When the Western Powers Balked

During the Spanish Civil War, once Germany and Italy got involved, the tide of battle shifted in the Nationalists favor. With the Luftwaffe and German Falschrimjagers taking on active roles in the fighting, the Republicans were steadily being driven back. The Soviets still were very supportive with equipment. The Western Powers supported with volunteers and political support. But it eventually became apparent that without direct support the republicans were going to lose. Neville Chamberlain utterly failed to recognize that the Germans saw Spain as nothing else other than a dry run to practice their combat techniques. The Germans also saw it as an opportunity to gauge the resolve of the western powers and the Soviets.

Hitler clearly recognized that the Western Powers lacked actual fortitude for combat. His primary adversary was going to be the Soviets. The Spanish Civil War made this very clear.

The same thing is happening right now. President Obama has shown the lack of resolve in any combat operations unless it supports a Sunni nation. The United States has shown it will fire cruise missiles at Houthi rebels, bomb Assad’s troops, and over throw Q’uaddafi. The United States and the Western Powers failed to act in the Ukraine. This was clearly telegraphed by the amateur red line comment. The making of a threat, without the slightest indication of the resolve to follow it through, green lighted the Unconventional Warfare Campaign to seize Crimea.

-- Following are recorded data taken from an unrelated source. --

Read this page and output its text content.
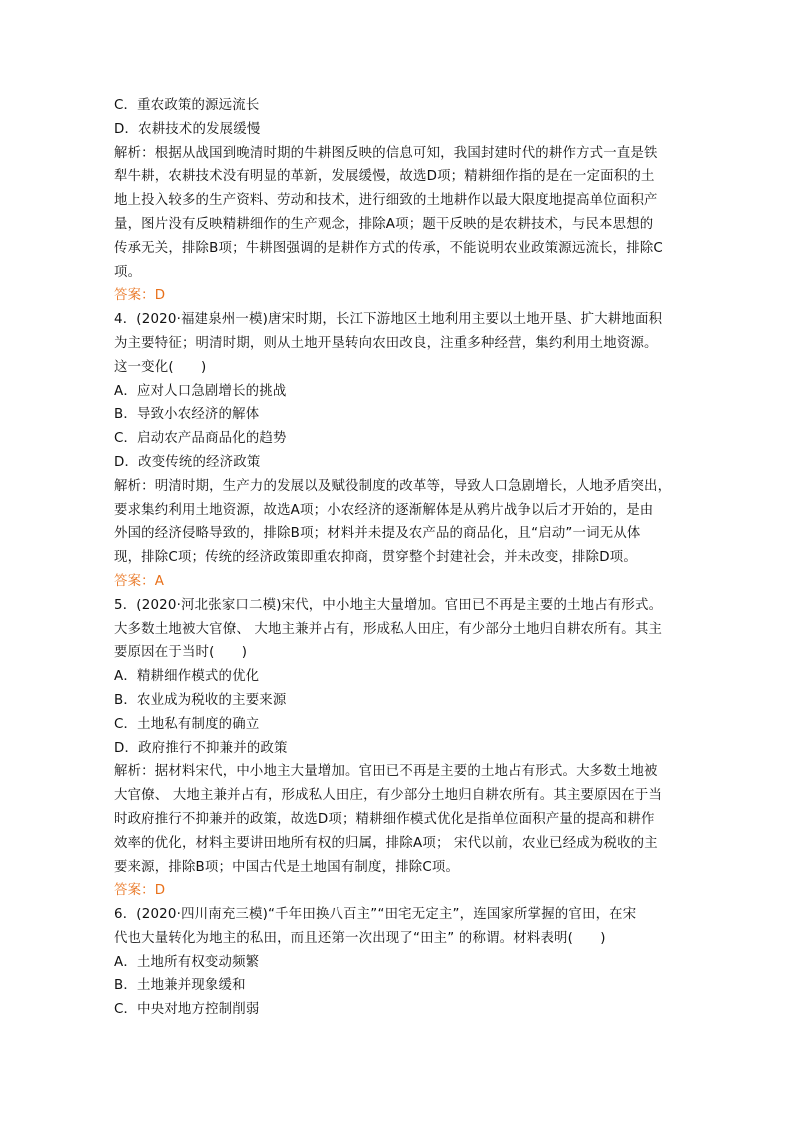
C．重农政策的源远流长
D．农耕技术的发展缓慢
解析：根据从战国到晚清时期的牛耕图反映的信息可知，我国封建时代的耕作方式一直是铁
犁牛耕，农耕技术没有明显的革新，发展缓慢，故选D项；精耕细作指的是在一定面积的土
地上投入较多的生产资料、劳动和技术，进行细致的土地耕作以最大限度地提高单位面积产
量，图片没有反映精耕细作的生产观念，排除A项；题干反映的是农耕技术，与民本思想的
传承无关，排除B项；牛耕图强调的是耕作方式的传承，不能说明农业政策源远流长，排除C
项。
答案：D
4．(2020·福建泉州一模)唐宋时期，长江下游地区土地利用主要以土地开垦、扩大耕地面积
为主要特征；明清时期，则从土地开垦转向农田改良，注重多种经营，集约利用土地资源。
这一变化(　　)
A．应对人口急剧增长的挑战
B．导致小农经济的解体
C．启动农产品商品化的趋势
D．改变传统的经济政策
解析：明清时期，生产力的发展以及赋役制度的改革等，导致人口急剧增长，人地矛盾突出，
要求集约利用土地资源，故选A项；小农经济的逐渐解体是从鸦片战争以后才开始的，是由
外国的经济侵略导致的，排除B项；材料并未提及农产品的商品化，且“启动”一词无从体
现，排除C项；传统的经济政策即重农抑商，贯穿整个封建社会，并未改变，排除D项。
答案：A
5．(2020·河北张家口二模)宋代，中小地主大量增加。官田已不再是主要的土地占有形式。
大多数土地被大官僚、 大地主兼并占有，形成私人田庄，有少部分土地归自耕农所有。其主
要原因在于当时(　　)
A．精耕细作模式的优化
B．农业成为税收的主要来源
C．土地私有制度的确立
D．政府推行不抑兼并的政策
解析：据材料宋代，中小地主大量增加。官田已不再是主要的土地占有形式。大多数土地被
大官僚、 大地主兼并占有，形成私人田庄，有少部分土地归自耕农所有。其主要原因在于当
时政府推行不抑兼并的政策，故选D项；精耕细作模式优化是指单位面积产量的提高和耕作
效率的优化，材料主要讲田地所有权的归属，排除A项； 宋代以前，农业已经成为税收的主
要来源，排除B项；中国古代是土地国有制度，排除C项。
答案：D
6．(2020·四川南充三模)“千年田换八百主”“田宅无定主”，连国家所掌握的官田，在宋
代也大量转化为地主的私田，而且还第一次出现了“田主” 的称谓。材料表明(　　)
A．土地所有权变动频繁
B．土地兼并现象缓和
C．中央对地方控制削弱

Barack Obama, just like Neville Chamberlain, is clearly projecting a lack of consistency, clarity, and resolve. This political ineptitude is frequently outmaneuvered and often blatantly disregarded by belligerents.

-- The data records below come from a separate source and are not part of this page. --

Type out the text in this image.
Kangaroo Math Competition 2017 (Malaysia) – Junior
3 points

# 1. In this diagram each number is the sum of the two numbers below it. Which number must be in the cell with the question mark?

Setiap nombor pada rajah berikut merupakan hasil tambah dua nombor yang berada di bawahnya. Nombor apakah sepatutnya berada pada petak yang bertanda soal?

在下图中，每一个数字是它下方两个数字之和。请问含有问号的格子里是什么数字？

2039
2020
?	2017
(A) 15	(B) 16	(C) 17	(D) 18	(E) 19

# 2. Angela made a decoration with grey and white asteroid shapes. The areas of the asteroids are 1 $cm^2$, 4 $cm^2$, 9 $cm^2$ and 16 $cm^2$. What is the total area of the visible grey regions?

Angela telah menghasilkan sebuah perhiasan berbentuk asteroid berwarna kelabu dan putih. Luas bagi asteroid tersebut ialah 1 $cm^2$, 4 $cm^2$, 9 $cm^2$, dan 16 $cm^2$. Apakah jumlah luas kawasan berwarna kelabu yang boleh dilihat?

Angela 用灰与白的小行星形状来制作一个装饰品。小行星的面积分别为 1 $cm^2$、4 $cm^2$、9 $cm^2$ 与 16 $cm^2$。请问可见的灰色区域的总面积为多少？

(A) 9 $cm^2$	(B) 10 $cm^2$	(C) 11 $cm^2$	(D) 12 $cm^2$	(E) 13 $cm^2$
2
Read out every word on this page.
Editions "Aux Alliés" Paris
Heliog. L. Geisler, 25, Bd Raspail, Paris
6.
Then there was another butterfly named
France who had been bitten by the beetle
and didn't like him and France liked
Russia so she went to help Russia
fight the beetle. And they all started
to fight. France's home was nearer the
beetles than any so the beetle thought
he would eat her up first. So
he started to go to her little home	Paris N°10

The Ukraine today is like the Sudetenland of the 1930’s an example of just how far a belligerent can go without a response. Then as now, the west projects weakness. Weakness invites further aggression.

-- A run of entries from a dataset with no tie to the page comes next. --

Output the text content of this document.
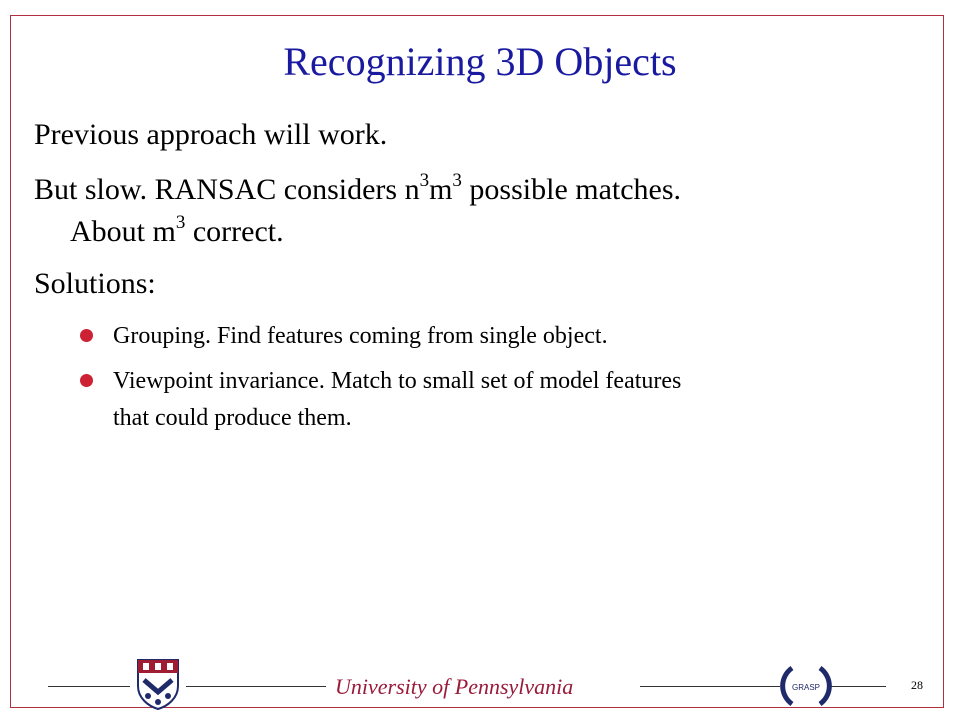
Recognizing 3D Objects
Previous approach will work.
But slow. RANSAC considers $n^3m^3$ possible matches.
About $m^3$ correct.
Solutions:
Grouping. Find features coming from single object.
Viewpoint invariance. Match to small set of model features
that could produce them.
University of Pennsylvania	GRASP	28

How the Spanish Civil War set the conditions for World War II

The weakness projected by the West during the Spanish Civil War laid the foundation for World War II. There were considerable displays of appeasement by the Western Powers. They started by surrendering the other territories without cost or consequence. These were attempts to get the Germans in particular, to stop supporting Franco and the Nationalists in Spain. Germany never stopped their efforts and basically got two for one. They had shifted the balance of power in Spain so Franco would win. Then they were given other concessions to stop supporting an effort effectively assured of victory.

This steeled Hitler’s opinion that the Western Powers were foolish and weak. He could then focus his efforts on the Soviets as they had actually shown resolve in Spain. Hitler always looked at the Soviets as his primary enemy. This assessment was accurate, the Western Powers were shown to be weak in the Spring of 1940, while the Soviets slugged it out with the Germans for 6 years.

The Western Powers, who held significant military advantages, showed they lacked resolve, and could be fractured. Instead of forcing the Germans and Nationalists to the bargaining table, their half measures resulted in green lighting Hitler’s genocidal rampage across Europe.

Today in Syria we face the exact same scenario. We can accelerate out combat efforts, and risk a limited to all-out war with Russia. It is also clear there is no positive foreseeable outcome in combat operations against Russia. We could do what the Western Powers did, appease them, and then withdrawal. This is an almost certain invitation for further aggression.

When viewed in the light of the Sunni vs. Shia split, Western Power withdrawal will result in further destabilization that will result in a regional war that would have global consequences. In my opinion, the only way forward is to get the Sunni and Shia factions, nations, and supporters to the table. The United States and Russia would act as brokers of the deal. While this outcome would most likely destroy the old Sykes-Picot framework that has been the foundation of the region. It is time to recognize the Middle East is not, nor ever has been, based on British colonial constructs. Only by rearranging the region based on their belief systems will we find an answer to the regional woes. Any other answer leads to war and history is clearly telling us this.